Volpe has begun our conversation by complaining about a recent photograph that showed him smiling. "Joe loves to have pictures taken that make him look like the Devil," Sills had explained to me, and certainly Volpe cultivates that image with relish. Subordinates say he "rules by terror."

"If you're slightly aggressive about your position, people take it as an affront," Volpe says with a shrug. "But I find that if you're not slightly aggressive, they don't pay any attention to you."

Nobody ever accused Joe Volpe of not being aggressive, particularly toward the Met's younger sibling and next-door neighbor. The New York City Opera has long been a disgruntled tenant at the New York State Theater, which was built to George Balanchine's specifications as a ballet house, with acoustics designed to muffle dancers' footfalls. "It was very well designed to achieve its purpose, so that no sound would be heard from the stage -- but that's exactly what you don't want for an opera performance," explains Kellogg.

City Opera's desire for a home of its own generated a proposal to build a new house adjacent to the Met in Damrosch Park, which is most familiar to Lincoln Center-goers as the annual site of the Big Apple Circus. But Volpe hit the roof, and the result was much yelling at ensuing meetings.

Other Lincoln Center officials privately describe Volpe as an obstructionist bully who exercises power simply because he can get away with it; "gleefully destructive," "out of control," and "the biggest, baddest wolf in town" are typical comments. But Volpe remains thoroughly unrepentant. "I'm not going to waste a lot of time," he says. "If I believe something is wrong, I say so. I don't beat around the bush. I get to the point and move on. If I didn't do that, running the Metropolitan Opera, we would never survive."

Although we are sitting in Volpe's imposing high-ceilinged office with the door closed, suddenly the sounds of hammering and the hubbub of voices fill the air. Startled, I turn around to see speakers and a television monitor placed directly in Volpe's line of vision, and I realize that he has surveillance cameras trained on what's happening backstage. "Of course I'm a spy," he says smoothly. "Then I know what's going on." His smile conveys more than a hint of menace. "Whenever there's a problem, the Shadow appears!"

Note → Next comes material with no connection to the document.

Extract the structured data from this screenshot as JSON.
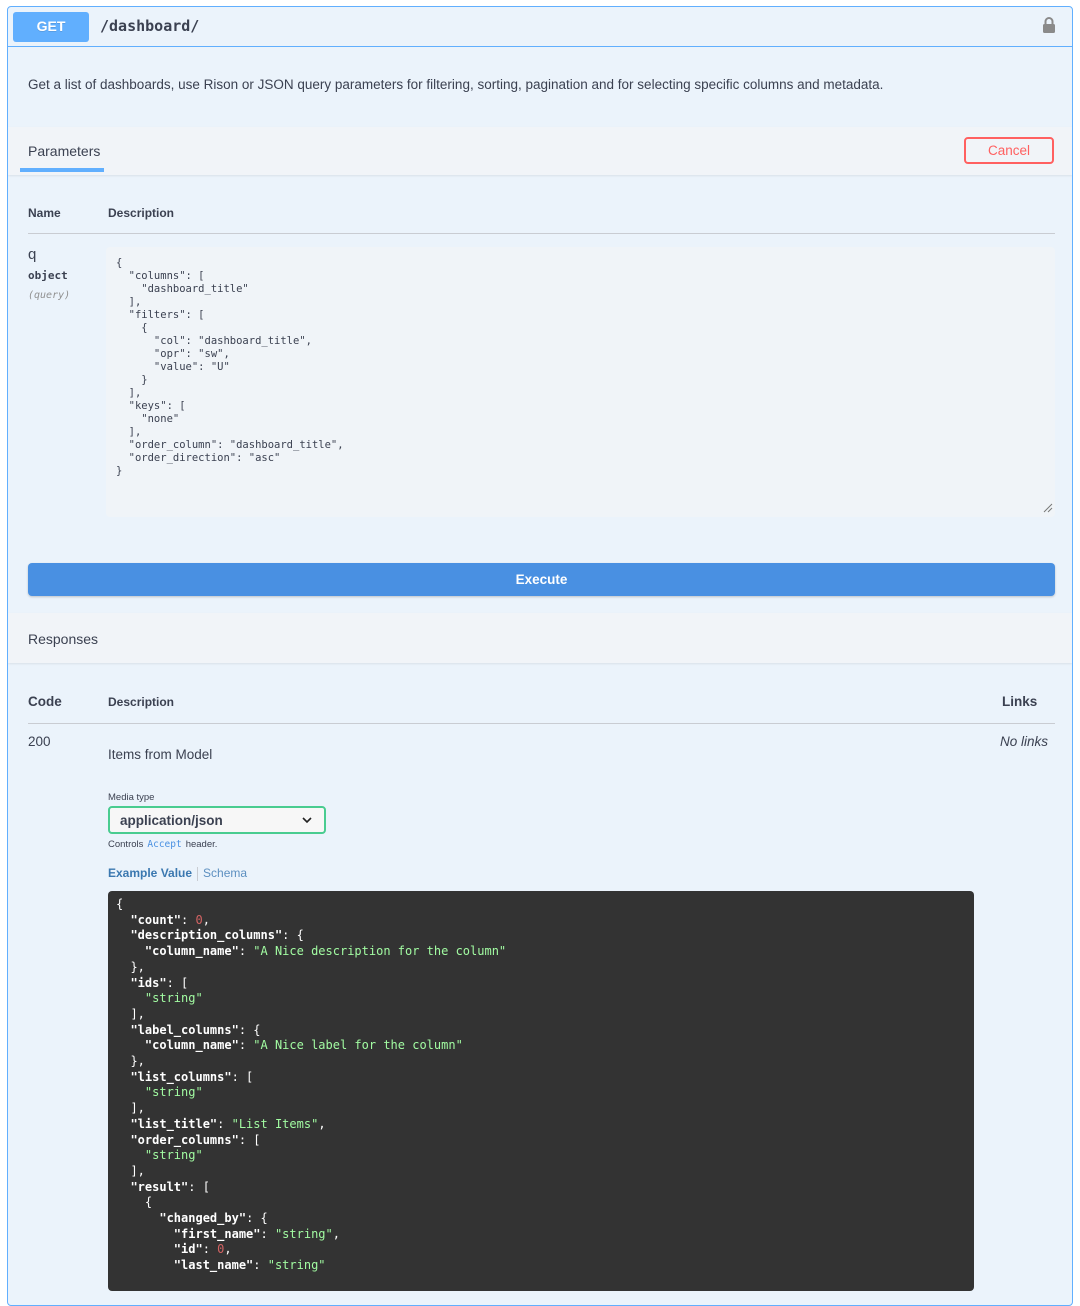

Volpe, who lives across the street from Lincoln Center and can materialize in moments when the occasion demands, has built his reputation on knowing everything that's going on at all times. He began working at the Met nearly 40 years ago as an apprentice carpenter and earned his power the old-fashioned way, through hard work, ferocious tenacity, and unassailable competence. "The reason I'm here is that when I was an apprentice, I took home the manuals for every piece of equipment and learned everything about them," he says. "I'm a nut, you know. I'm a head case. There's something wrong with me." He is beaming again.